Аколуф снова поклонился Кёнигу и кивнул Ауфшлагу.
– Верховный жрец, я принес вести из храма Миттельдирне.
– Миттельдирне?
– Да, владыка, это столица Готлоса.
– Я знаю, где находится Миттельдирне, – отрезал Кёниг. – Что за новости ты принес?
Аколуф с извиняющимся видом поклонился, а затем помрачнел, увидев пыль, обсыпавшую тапочки Кёнига. Он с неловким видом сглотнул: казалось, он хотел извиниться, но остерегся вызвать еще большее раздражение у теократа.

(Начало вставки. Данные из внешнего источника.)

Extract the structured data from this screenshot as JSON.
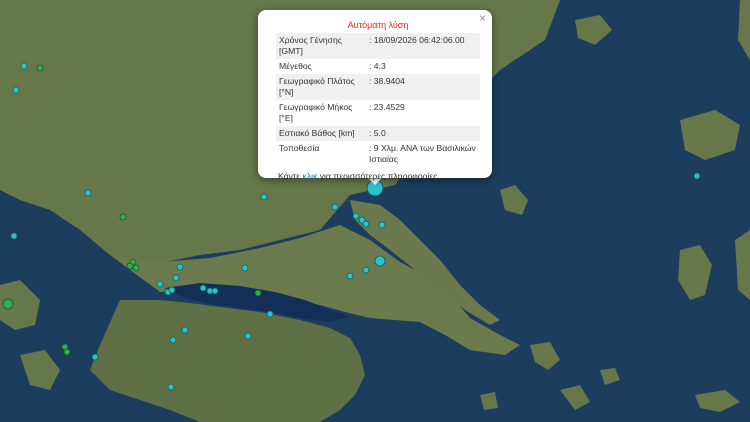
{
  "map": {
    "colors": {
      "sea": "#1b3a5c",
      "land": "#6b7a4e",
      "land_dark": "#5c6b42",
      "gulf": "#14305a",
      "marker": "#2ac4c8",
      "marker_green": "#2fae4e"
    }
  },
  "popup": {
    "title": "Αυτόματη λύση",
    "close_icon": "×",
    "rows": [
      {
        "key": "Χρόνος Γένησης [GMT]",
        "value": ": 18/09/2026 06:42:06.00"
      },
      {
        "key": "Μέγεθος",
        "value": ": 4.3"
      },
      {
        "key": "Γεωγραφικό Πλάτος [°N]",
        "value": ": 38.9404"
      },
      {
        "key": "Γεωγραφικό Μήκος [°E]",
        "value": ": 23.4529"
      },
      {
        "key": "Εστιακό Βάθος [km]",
        "value": ": 5.0"
      },
      {
        "key": "Τοποθεσία",
        "value": ": 9 Χλμ. ΑΝΑ των Βασιλικών Ιστιαίας"
      }
    ],
    "footer_pre": "Κάντε ",
    "footer_link": "κλικ",
    "footer_post": " για περισσότερες πληροφορίες"
  }
}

– Архиерей Бомбастиш из… – Молодой жрец поднял взгляд и увидел перед собой немигающие серые глаза Кёнига. Аколуф открыл рот, но не проронил ни звука.
– Я знаю, кто такая Бомбастиш. Это я сделал ее архиереем Миттельдирне.
– Да, владыка. Унбраухбар…
– Где находится этот город, мне тоже известно.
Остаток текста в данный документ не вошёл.